Расстрелять в ноябре
Шрифт:
— Давайте меньше двигаться. Но только не спать.
Не спать — это значит думать. Когда-то в шутку мечтал-жаловался, веря в несбыточность:
— Эх, оказаться бы на какое-то время в одиночной камере! Чтобы остановиться, оглядеться, подумать о жизни.
Сбылось.
Теперь лежи. Думай, философ. И впредь зарекись вызывать на себя даже в шутку то, что серьезно на самом деле. От тюрьмы и от сумы, как говорится…
Но сейчас и думать лень. Мысли беспорядочно скачут, однако не отходят дальше основного и главного: выдержим ли? На часы смотреть страшно, на стрелки навесили пудовые гири, переплели
— Сколько времени? — не выдерживая, интересуется Махмуд.
— Угадай, — тяну, растягиваю секунду, пытаясь сложить из нее хотя бы минуту.
— Три часа.
— Три часа — это ночью. А днем — пятнадцать, — учу армейским премудростям. Зачем? Чтобы не остаться в тишине и наедине со своими мыслями? Или из последних, но сил карабкаемся к жизни?
— Не выдержим, — вслух произносит водитель о том, что знает каждый.
Поговорить бы и дальше — просто так, цепляясь ни за что, но сил нет даже на это.
Сознание начали терять к вечеру. Проваливание в небытие — вообще-то состояние пьянительное и сладостное, если ему не сопротивляться, пытаясь коротким и частым дыханием раздвинуть грудь и дать ей воздух. Брать его неоткуда, колодцы становятся пустыми не только без воды.

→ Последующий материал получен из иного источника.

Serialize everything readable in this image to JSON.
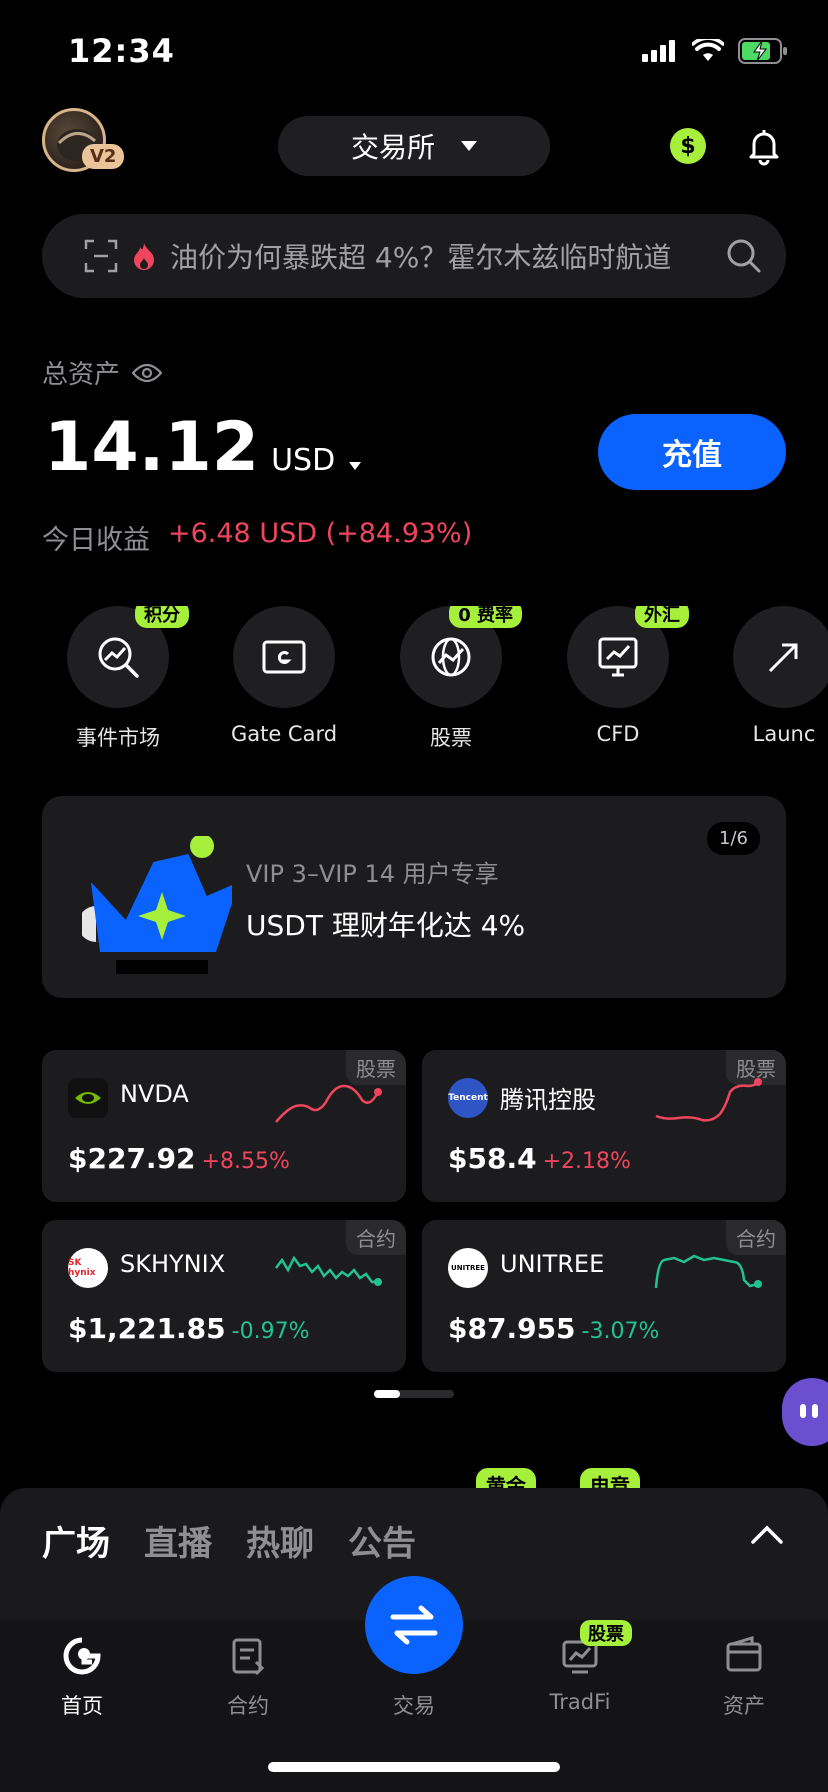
{
  "status_bar": {
    "time": "12:34"
  },
  "header": {
    "vip_level": "V2",
    "exchange_label": "交易所"
  },
  "search": {
    "placeholder": "油价为何暴跌超 4%？霍尔木兹临时航道"
  },
  "assets": {
    "label": "总资产",
    "value": "14.12",
    "currency": "USD",
    "deposit_label": "充值",
    "today_label": "今日收益",
    "today_value": "+6.48 USD (+84.93%)"
  },
  "shortcuts": [
    {
      "label": "事件市场",
      "tag": "积分",
      "icon": "event-market-icon"
    },
    {
      "label": "Gate Card",
      "tag": "",
      "icon": "card-icon"
    },
    {
      "label": "股票",
      "tag": "0 费率",
      "icon": "globe-icon"
    },
    {
      "label": "CFD",
      "tag": "外汇",
      "icon": "chart-monitor-icon"
    },
    {
      "label": "Launc",
      "tag": "",
      "icon": "launch-icon"
    }
  ],
  "promo": {
    "counter": "1/6",
    "subtitle": "VIP 3–VIP 14 用户专享",
    "title": "USDT 理财年化达 4%"
  },
  "markets": [
    {
      "name": "NVDA",
      "type": "股票",
      "price": "$227.92",
      "change": "+8.55%",
      "direction": "up",
      "logo_text": ""
    },
    {
      "name": "腾讯控股",
      "type": "股票",
      "price": "$58.4",
      "change": "+2.18%",
      "direction": "up",
      "logo_text": "Tencent"
    },
    {
      "name": "SKHYNIX",
      "type": "合约",
      "price": "$1,221.85",
      "change": "-0.97%",
      "direction": "down",
      "logo_text": "SK hynix"
    },
    {
      "name": "UNITREE",
      "type": "合约",
      "price": "$87.955",
      "change": "-3.07%",
      "direction": "down",
      "logo_text": "UNITREE"
    }
  ],
  "hidden_tabs": {
    "tag_gold": "黄金",
    "tag_esports": "电竞"
  },
  "feed_tabs": [
    "广场",
    "直播",
    "热聊",
    "公告"
  ],
  "tabbar": {
    "home": "首页",
    "futures": "合约",
    "trade": "交易",
    "tradfi": "TradFi",
    "tradfi_badge": "股票",
    "assets": "资产"
  },
  "colors": {
    "accent_blue": "#0a63ff",
    "accent_green": "#a6ef3a",
    "up_red": "#f0455f",
    "down_green": "#22c38e"
  }
}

— Борис, не спи, — слабо просил своего начальника Махмуд, сам тут же уходя во мрак и тишину.
Из последних сил приподнявшись, ползу в угол, где стоит бутылка с остатками воды. Выплеснул ее на стену — может, «задышит»? — уткнулся в секундную прохладу лбом. Хорошо… Легко и сладостно…
Когда очнулся, вода на стене испарилась. В надежде отыскать сырое местечко, разобрал доски там, где утром мыли руки. Сухо. Бетон. Укладывать вагонку обратно не оставалось ни сил, ни желания. Снова уткнулся головой в развороченный угол и затих. Чему-то сопротивляться становилось бессмысленным. Вспоминать кого-то отдельно сил уже не было, и мысленно сказал сразу всем:
— Прощайте.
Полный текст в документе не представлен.